By Jason Godfrey, Safesite General Manager
When supervising or planning work at height, you are responsible for identifying and controlling risks.
Known as a risk assessment, you must think carefully about what might cause injury, or harm, to workers and visitors who may be in your care, then take reasonable steps to either eliminate or reduce the risk to an acceptable level.
A risk assessment is a legal requirement, though you only have to record it if you have five or more employees.
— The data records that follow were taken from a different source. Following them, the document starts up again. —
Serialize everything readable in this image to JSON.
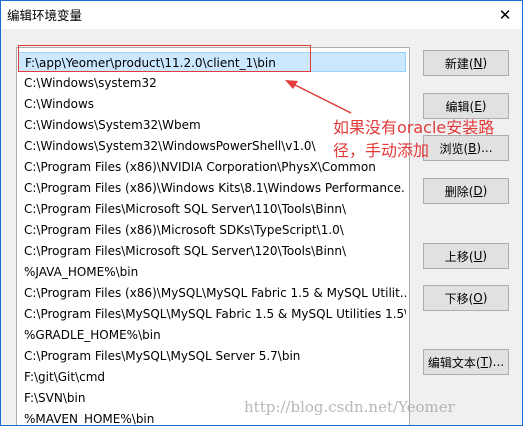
{
  "window": {
    "title": "编辑环境变量",
    "close_glyph": "✕"
  },
  "paths": [
    "F:\\app\\Yeomer\\product\\11.2.0\\client_1\\bin",
    "C:\\Windows\\system32",
    "C:\\Windows",
    "C:\\Windows\\System32\\Wbem",
    "C:\\Windows\\System32\\WindowsPowerShell\\v1.0\\",
    "C:\\Program Files (x86)\\NVIDIA Corporation\\PhysX\\Common",
    "C:\\Program Files (x86)\\Windows Kits\\8.1\\Windows Performance...",
    "C:\\Program Files\\Microsoft SQL Server\\110\\Tools\\Binn\\",
    "C:\\Program Files (x86)\\Microsoft SDKs\\TypeScript\\1.0\\",
    "C:\\Program Files\\Microsoft SQL Server\\120\\Tools\\Binn\\",
    "%JAVA_HOME%\\bin",
    "C:\\Program Files (x86)\\MySQL\\MySQL Fabric 1.5 & MySQL Utilit...",
    "C:\\Program Files\\MySQL\\MySQL Fabric 1.5 & MySQL Utilities 1.5\\",
    "%GRADLE_HOME%\\bin",
    "C:\\Program Files\\MySQL\\MySQL Server 5.7\\bin",
    "F:\\git\\Git\\cmd",
    "F:\\SVN\\bin",
    "%MAVEN_HOME%\\bin"
  ],
  "selected_index": 0,
  "buttons": {
    "new": {
      "label": "新建(",
      "key": "N",
      "suffix": ")"
    },
    "edit": {
      "label": "编辑(",
      "key": "E",
      "suffix": ")"
    },
    "browse": {
      "label": "浏览(",
      "key": "B",
      "suffix": ")..."
    },
    "delete": {
      "label": "删除(",
      "key": "D",
      "suffix": ")"
    },
    "up": {
      "label": "上移(",
      "key": "U",
      "suffix": ")"
    },
    "down": {
      "label": "下移(",
      "key": "O",
      "suffix": ")"
    },
    "edit_text": {
      "label": "编辑文本(",
      "key": "T",
      "suffix": ")..."
    }
  },
  "annotation": {
    "text": "如果没有oracle安装路径，手动添加",
    "color": "#e33a3a"
  },
  "watermark": "http://blog.csdn.net/Yeomer",
  "colors": {
    "selection_bg": "#cce8ff",
    "selection_border": "#99d1ff",
    "window_border": "#1a6fd0",
    "button_bg": "#e1e1e1"
  }
}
Risk assessments aren’t about trying to recreate War and Peace, but about identifying and cataloguing all the risks and finding the correct solutions to those problems and sharing your findings with those that may be effected.
Pay attention to how accidents could happen and concentrate on the risks you find, especially those that are most likely and which will cause the most harm.
What happens if I don’t do a risk assessment?
Though the example in the video above does not seem like work at height, the two grape stompers are in fact on a platform which is raised, putting it under the HSE’s definition of work at height:
“Work at height means work in any place where, if precautions were not taken, a person could fall a distance liable to cause personal injury. You are working at height if you: work above ground/floor level, or could fall from an edge, through an opening or fragile surface…”
In 1998, FOX News reporter Melissa Sander was on location at the Chateau Elan Winery in Georgia, US, to report on a grape-stomping competition. During a friendly round of stomping with an event staff member, Sander fell off the raised platform and hit the ground a few feet below.
Sander appears to have the wind knocked out of her and complains she can’t breathe, amidst obvious cries of pain. It was later revealed the reporter had suffered several fractures including broken ribs.
Though no legal action was taken against the winery, it is clear that there was room for improvement in terms of safety, and this incident could have been prevented had a full and proper risk assessment been carried out by whoever was responsible for the site at the time.
For example, A reduced height bucket could have prevented the trip while a guard-railing or barrier around the platform could have prevented Sander’s fall, offering her some way to balance whilst stomping the grapes.
Risk assessments are a vital part of preparation for any work at height, even when the chance of injury seems low, such as in the video above. A full assessment must be carried out to ensure all risks are accounted for.
Remember, to comply with the Work at Height Regulations 2005, you must ensure:
● all work at height is properly planned and organised
● those involved in work at height are competent
● the risks from work at height are assessed, and appropriate work equipment is selected and used
● the risks of working on or near fragile surfaces are properly managed
● the equipment used for work at height is properly inspected and maintained.
There are many risk assessment templates online that you can use. As mentioned above, don’t worry if you haven’t completed the sheet at the end of your inspection, you might not always be able to detect every single issue, your focus should be on identifying what you can and producing a solution to the problem.
Do not overcomplicate the process. For many companies your work at height risks will be well known and documented with the necessary control measures easy to apply.